En dépit de cela, les ONG ont pu constater qu’Areva paie finalement moins au Niger après la renégociation de sa convention minière qu’avant, grâce à plusieurs tours de passe-passe. Areva avait obtenu l’alignement du prix d’enlèvement de l’uranium (c’est-à-dire le prix qu’Areva paye à sa filiale nigérienne, donc à elle-même) sur plusieurs prix du marché, dont les prix à court terme, historiquement plus bas que les autres. Or, les pratiques commerciales d’Areva relèvent en réalité du long terme. Areva déclare également une hausse des coûts de production très importante, qui pourrait dissimuler des transferts de bénéfices vers d’autres filiales (logistique, marketing, transport…). Au final, la rentabilité des sociétés minières nigériennes détenues par Areva a ainsi fortement baissé, entraînant à la fois une baisse des montants sur lesquels s’applique la redevance minière mais aussi une baisse du taux de cette redevance : Areva peut continuer à payer 5,5 % des bénéfices de sa filiale, c’est-à-dire le taux le plus bas, comme avant la renégociation de 2014…
Les revenus que l’État du Niger tire de l’uranium ont ainsi chuté de 15 millions d’euros entre 2014 et 2015. A l’inverse, si l’uranium était payé à un prix conforme aux pratiques des autres producteurs, ce sont 30 millions d’euros supplémentaires qui auraient pu alimenter le budget nigérien. Le Niger qui produit 30 % de l’uranium d’Areva ne touche ainsi que 7 % des versements, tandis que le Kazakhstan qui en produit 26 % concentre les trois quarts des paiements d’Areva aux pays producteurs. Cherchez l’erreur !
Raphaël Granvaud

Transparent mais pas limpide

Deux directives européennes (comptable et transparence) de 2013, transposées en droit français fin 2014, obligent les entreprises pétrolières, gazières et minières enregistrées et/ou cotées dans l’UE à publier chaque année les paiements effectués au profit des États dans lesquels elles ont des activités extractives (impôts, redevances, etc.).
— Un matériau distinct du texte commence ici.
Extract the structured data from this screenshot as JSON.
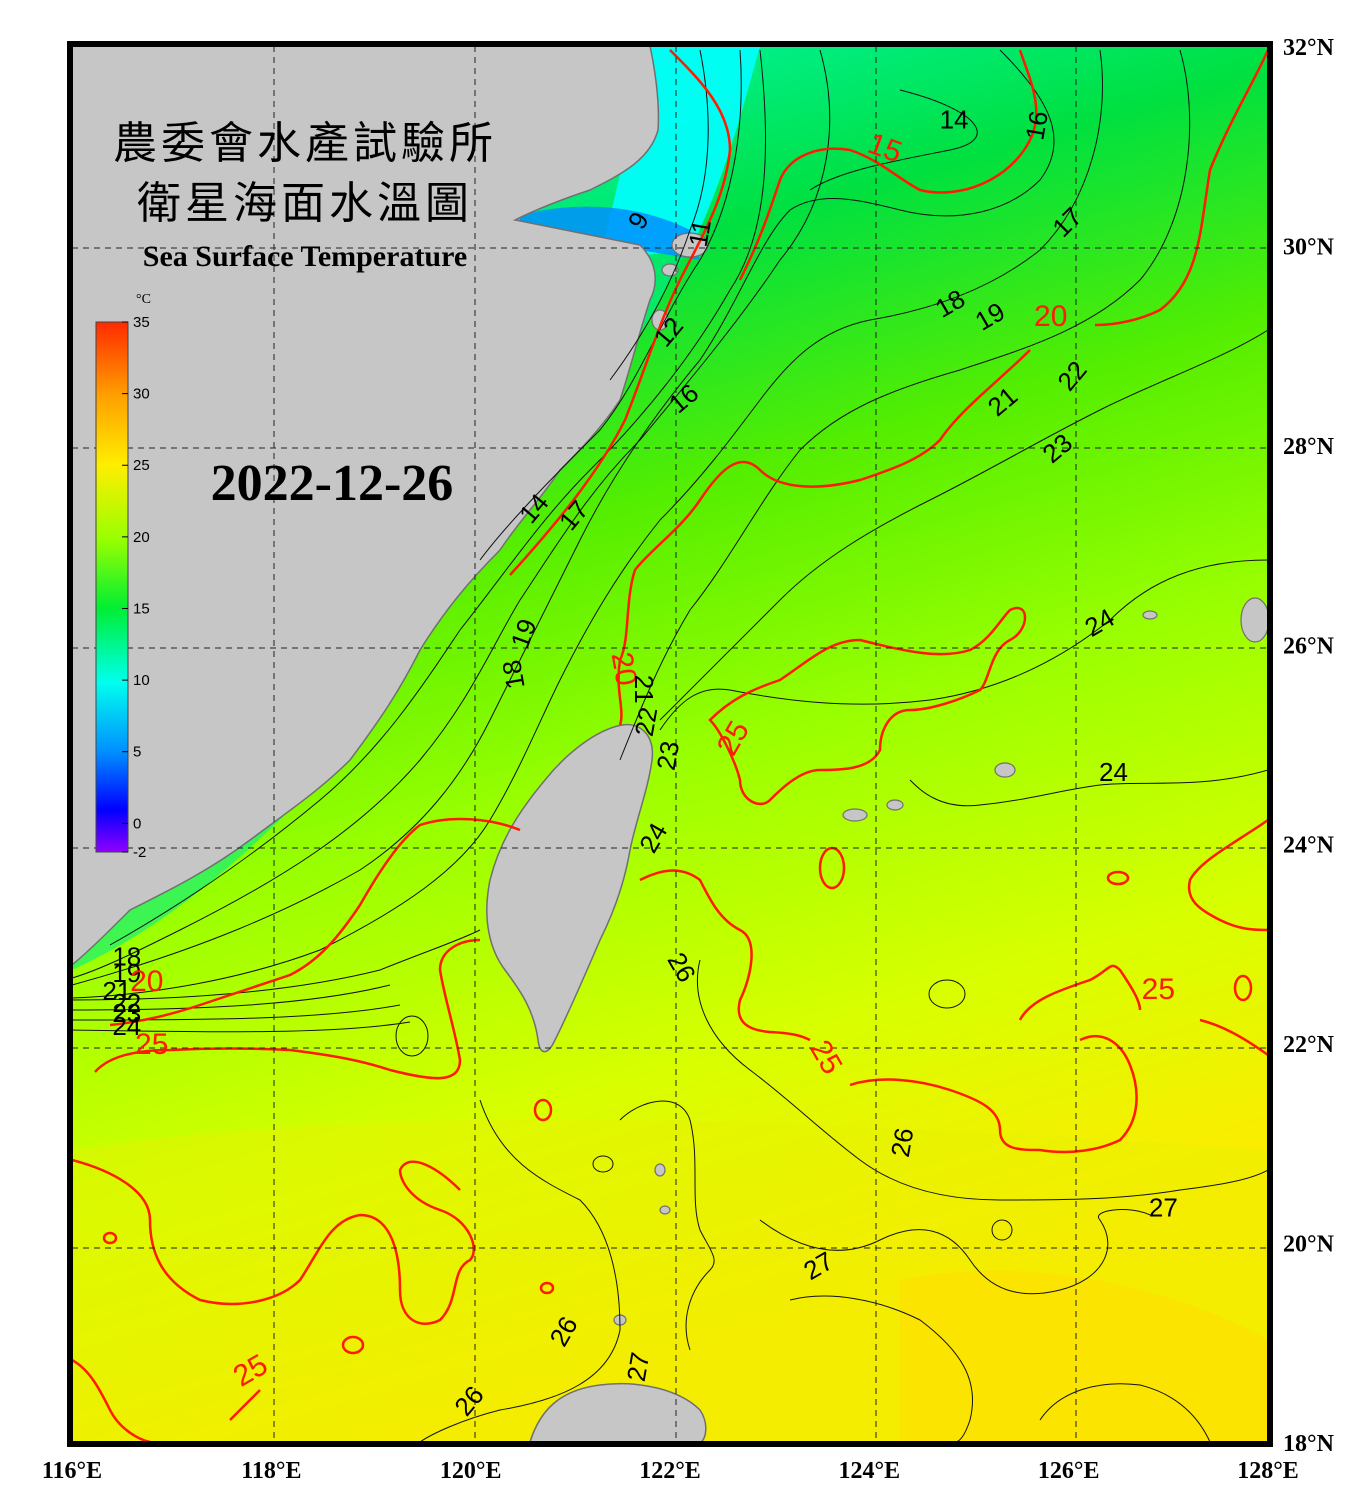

En 2016, six entreprises françaises ont donc publié pour la première fois ces données, qu’ont analysées One, Oxfam France et Sherpa, en collaboration avec le Basic : Areva, EDF, Engie, Eramet, Maurel & Prom et Total.
Dans leur communiqué du 13 avril, les associations épinglent Areva, mais aussi Total, pour laquelle elles s’étonnent d’un «  écart de plus de 100 millions de dollars entre les revenus déclarés par l’Angola en 2015 et les revenus déclarés par les entreprises, qui opèrent avec Total le plus gros champ pétrolier du pays. [Les ONG] ont passé au crible les chiffres des déclarations et ont essayé de reconstruire le parcours du pétrole extrait par Total en Angola, de sa vente et des revenus générés… Sauf erreur de publication de l’une des parties, deux hypothèses sont possibles : la compagnie pétrolière angolaise aurait pu détourner une partie de ses revenus ou Total aurait appliqué un prix de vente du pétrole inférieur pour ses filiales, parvenant ainsi à réduire sa facture fiscale de 93 millions de dollars en 2015. Un manque à gagner considérable, dans un des pays les plus pauvre au monde ».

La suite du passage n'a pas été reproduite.